Las situaciones sociales en las que estamos inmersos nos proporcionan impunidad.
Para introducirlos en su rol, se organizó una completa puesta en escena. Los presidiarios fueron detenidos en sus casas por coches con sirenas, llevados a una oficina y aislados en celdas preventivas. A los guardianes, por su parte, los aleccionaron: tenían que mantener el orden y la disciplina, pero sin utilizar el castigo físico. Ambos grupos empezaron a vivir la vida cotidiana de una prisión.
A los dos días, el lado oscuro de los participantes emergió. Los prisioneros gritaban e insultaban a los guardianes y levantaban barricadas. Los carceleros empezaron a reaccionar con violencia, haciendo uso de los extintores de incendio y transformando los derechos de los prisioneros en privilegios. Uno de los reclusos tuvo que ser muy pronto devuelto a su casa por una grave perturbación emocional. Al tercer día, los celadores empezaron a hablar de un supuesto “plan de evasión masiva” (inverosímil, porque cualquiera de ellos podía abandonar el experimento cuando quisiese) y tomaron duras medidas para reprimirlo.

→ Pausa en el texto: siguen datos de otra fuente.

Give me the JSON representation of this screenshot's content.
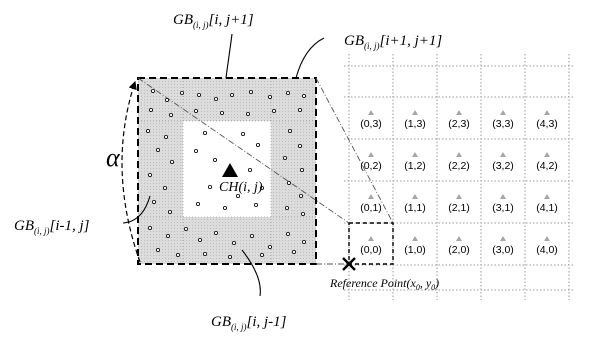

Al cuarto día, tres reos más tuvieron que ser puestos en libertad por problemas psicológicos. Algunos de los guardianes se sentían muy bien usando su poder de forma sádica, porque les permitía liberar sus instintos oscuros. El experimento se canceló porque la situación podía convertirse en un baño de violencia… El anonimato y la sensación de falta de responsabilidad llevan a lo que Philip Zimbardo denominó el efecto Lucifer: las situaciones sociales en las que estamos inmersos nos proporcionan impunidad.